The bank loan with short-time allowance
Many commercial banks fundamentally reject the loan despite short-time work allowance because the work of the employment agency is only provided temporarily and the subsequent receipt of regular wages is not considered to be secure. In fact, ordering short-time work turned out to be the last unsuccessful attempt to ward off bankruptcy at some companies.
However, by far the most companies returned to normal working hours after the short-time working phase, so that the repayment of the loan is secured. If employees apply for a loan despite short-time allowance, they choose a bank that takes the specific individual case into account. A loan with a temporary repayment break is ideal, so that the payment of the loan installments only begins after the end of the short-time phase.

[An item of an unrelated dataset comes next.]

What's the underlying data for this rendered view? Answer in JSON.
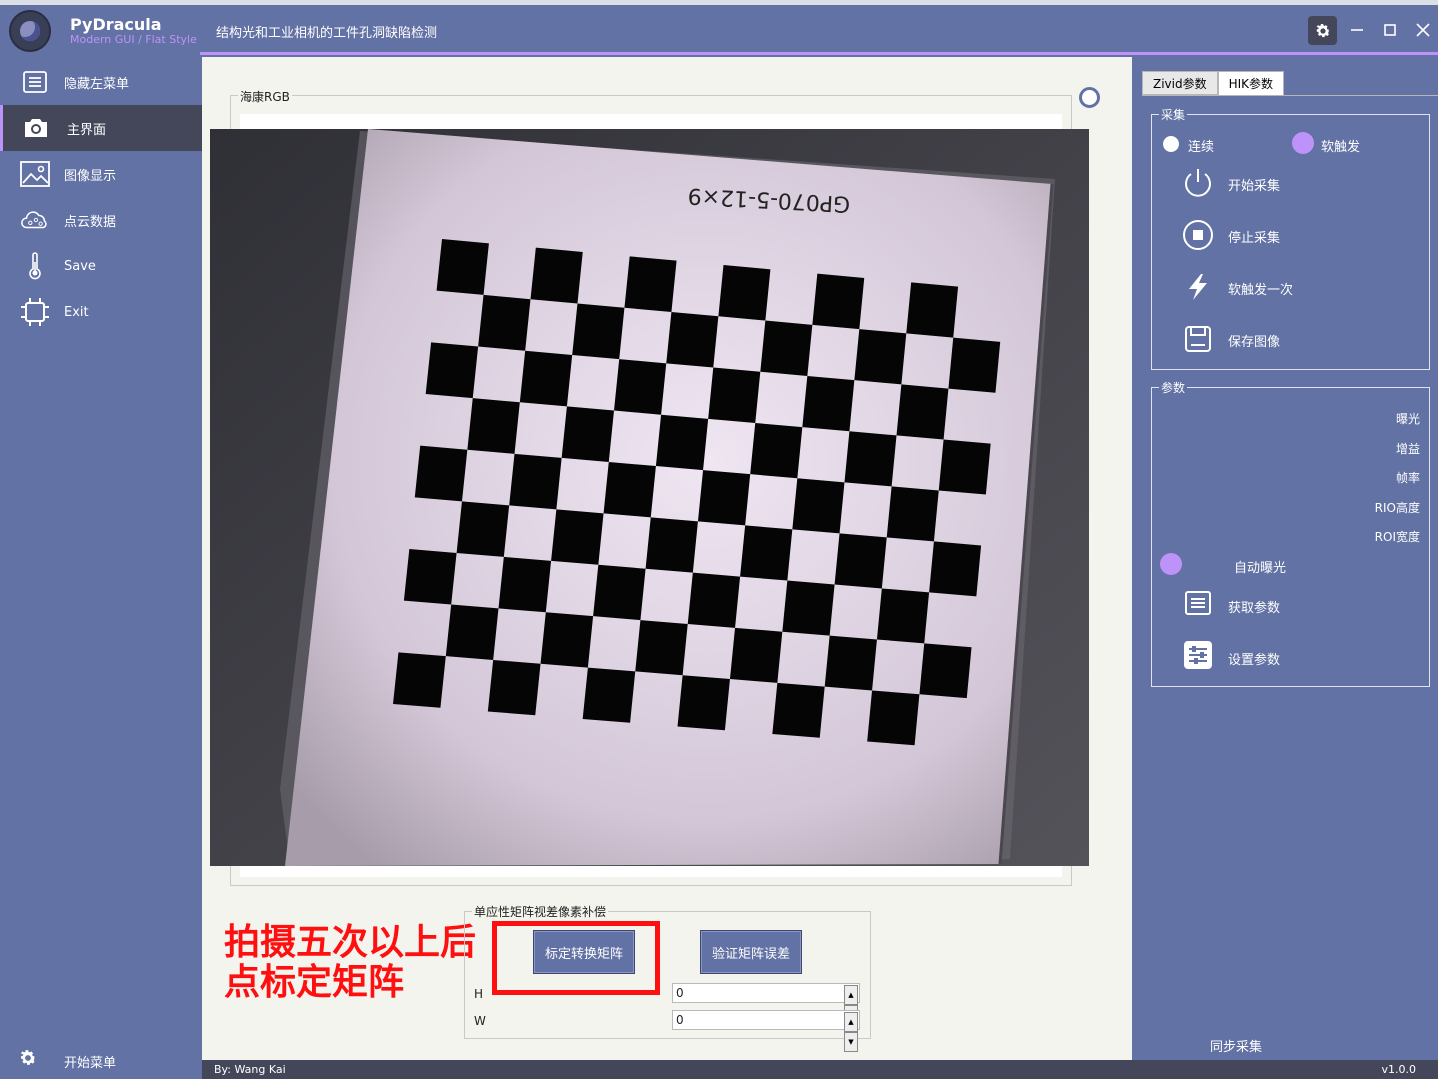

Alternatives to bank loans with short-time work benefits
If the total income from the remaining wages and short-time allowance is lower than the standard rate, short-time workers have a temporary entitlement to reform benefits. In individual cases, these entitle to an interest-free loan despite short-time allowance if urgently needed household appliances have to be purchased. In the retail sector, an installment payment agreement can also be made as a dedicated loan while receiving short-time work benefits, since income receipts hardly need to be presented. Installment payments can often be linked to a break in payment, so that the first installment is only due after the end of short-time work.
Loans can also be obtained through short-time work allowance via websites for arranging loans between private individuals. The members registered as lenders subscribe to credit inquiries from short-time workers for social reasons, since they are aware of the special situation of the workers concerned and have confidence in the continued employment and thus in the borrower’s repayment ability.